Types of Damages Available in Accidents with Uninsured Drivers
When vehicles smash into homes or stationary objects, the extent of damage may be limited to property. This happens many times to homes that are at a sharp bend in the road or that are near intersections. The drivers may be sleeping at the wheel and think the GPS wants them to turn at what appears to be a large open driveway. Other drivers may simply be distracted when approaching a sharp bend and fail to make adequate adjustments. In most of these cases, the obviousness of the negligence is proven by the fact that competent and alert motorists have no problem navigating the route.
In other cases, where a vehicle additionally causes bodily injury in stationary or moving objects, a greater number of theories come into play. The victims of these accidents may collect damages for wrongful death of a loved one, disability, lost wages, medical bills, pain and suffering, loss of consortium, diminished quality of life, and any other material losses.
In a nutshell, these damages will include anything collateral to the accident. All medical bills, past, present, and future may be calculated. The long-term cost of disability often goes hand in hand with lost wages and medical bills. Quality of life issues are anything short of a disability that diminish the quality of athleticism or joy of living you once felt.
Loss of consortium is a separate claim filed by grieving widows and family. This often occurs when the spouse has lost the intimate qualities of their relationship with the victim, or a family has lost supplemental household earnings. Wrongful death claims are often filed by the family or spouse on behalf of the deceased victim’s estate. These claims often cover funeral expenses, pain and suffering of the family, and potential lost income of the deceased.

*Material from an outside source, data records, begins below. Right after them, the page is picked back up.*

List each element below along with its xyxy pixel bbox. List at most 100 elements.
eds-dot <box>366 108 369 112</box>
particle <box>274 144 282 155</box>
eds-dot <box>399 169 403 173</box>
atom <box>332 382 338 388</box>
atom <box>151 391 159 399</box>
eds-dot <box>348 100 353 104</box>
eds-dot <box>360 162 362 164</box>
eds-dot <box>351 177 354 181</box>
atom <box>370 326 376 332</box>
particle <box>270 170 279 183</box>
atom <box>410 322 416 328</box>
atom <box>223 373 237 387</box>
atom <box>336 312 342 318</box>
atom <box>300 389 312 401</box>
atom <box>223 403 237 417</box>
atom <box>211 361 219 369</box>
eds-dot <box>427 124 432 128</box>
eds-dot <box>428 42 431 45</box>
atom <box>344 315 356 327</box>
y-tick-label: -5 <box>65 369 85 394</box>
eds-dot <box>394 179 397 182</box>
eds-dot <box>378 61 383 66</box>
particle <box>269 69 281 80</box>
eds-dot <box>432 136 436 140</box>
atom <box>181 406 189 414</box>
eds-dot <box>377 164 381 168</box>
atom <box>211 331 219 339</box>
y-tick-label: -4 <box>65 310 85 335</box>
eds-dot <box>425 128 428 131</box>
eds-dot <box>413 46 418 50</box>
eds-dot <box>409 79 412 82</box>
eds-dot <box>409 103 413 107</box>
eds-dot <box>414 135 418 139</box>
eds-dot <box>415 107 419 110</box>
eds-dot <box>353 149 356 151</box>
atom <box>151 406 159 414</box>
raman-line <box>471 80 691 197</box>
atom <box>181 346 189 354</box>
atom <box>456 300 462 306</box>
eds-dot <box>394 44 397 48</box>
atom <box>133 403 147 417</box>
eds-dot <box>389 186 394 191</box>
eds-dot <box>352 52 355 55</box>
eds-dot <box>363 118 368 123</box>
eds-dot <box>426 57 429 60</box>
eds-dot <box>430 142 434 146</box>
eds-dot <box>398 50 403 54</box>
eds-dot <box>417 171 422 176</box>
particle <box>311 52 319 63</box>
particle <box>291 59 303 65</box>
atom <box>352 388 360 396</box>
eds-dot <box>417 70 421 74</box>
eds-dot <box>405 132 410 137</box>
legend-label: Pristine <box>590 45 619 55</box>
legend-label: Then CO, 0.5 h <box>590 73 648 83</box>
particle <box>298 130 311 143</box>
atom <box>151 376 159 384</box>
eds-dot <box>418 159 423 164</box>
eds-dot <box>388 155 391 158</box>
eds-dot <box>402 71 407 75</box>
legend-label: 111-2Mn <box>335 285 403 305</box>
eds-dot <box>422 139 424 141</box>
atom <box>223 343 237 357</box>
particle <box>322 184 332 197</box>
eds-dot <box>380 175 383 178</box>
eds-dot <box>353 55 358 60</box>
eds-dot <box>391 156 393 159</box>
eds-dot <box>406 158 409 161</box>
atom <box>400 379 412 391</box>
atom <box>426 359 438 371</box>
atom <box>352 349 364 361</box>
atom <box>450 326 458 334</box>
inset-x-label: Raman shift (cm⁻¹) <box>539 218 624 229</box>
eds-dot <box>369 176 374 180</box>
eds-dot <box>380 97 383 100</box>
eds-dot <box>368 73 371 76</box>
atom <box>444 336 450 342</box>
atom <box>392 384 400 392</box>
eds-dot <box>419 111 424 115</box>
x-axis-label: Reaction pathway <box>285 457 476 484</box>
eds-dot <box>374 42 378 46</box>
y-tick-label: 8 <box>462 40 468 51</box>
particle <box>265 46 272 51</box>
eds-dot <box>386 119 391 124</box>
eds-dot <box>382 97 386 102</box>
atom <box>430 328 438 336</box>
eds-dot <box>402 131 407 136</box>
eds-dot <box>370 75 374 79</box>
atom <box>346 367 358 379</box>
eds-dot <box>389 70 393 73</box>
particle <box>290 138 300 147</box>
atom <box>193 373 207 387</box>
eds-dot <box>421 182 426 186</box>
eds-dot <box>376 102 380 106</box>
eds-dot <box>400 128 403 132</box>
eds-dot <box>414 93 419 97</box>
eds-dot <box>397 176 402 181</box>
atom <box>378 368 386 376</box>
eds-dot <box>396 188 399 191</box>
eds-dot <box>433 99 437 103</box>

Preparing Your Case after an Accident with an Uninsured Driver
These are not the types of cases that you can file yourself in small claims court. They rely upon accurate calculations and the expert testimony of accident reconstruction experts to establish fault in many cases. They also rely upon expert medical testimony to calculate the costs of future medical bills and to explain to the jury the extent of your injuries from the crash. It is vital that you do not speak with insurance adjusters. Their job is to diminish or eliminate liability on your claims.
If you are involved in an accident with an uninsured or underinsured driver. It is important that you have someone take extensive photos of the accident scene. Record any video of the person and perpetrator’s vehicle if possible. Contact the police immediately if the driver fails to provide you with insurance information, or you suspect it may be invalid or falsified.
Only an experienced car accident attorney has the resources and skills to win your case. Working on a contingency basis is the status quo for these types of cases. You pay nothing unless the attorney wins. We work hard to present your case objectively and clearly. In many cases, we are able to force a settlement from the door by demonstrating the magnitude of the injuries and expounding the factors favoring negligence. Juries tend to empathize with victims and in a communal spirit will seek to balance out their burdens unless it can be demonstrated that they were to blame.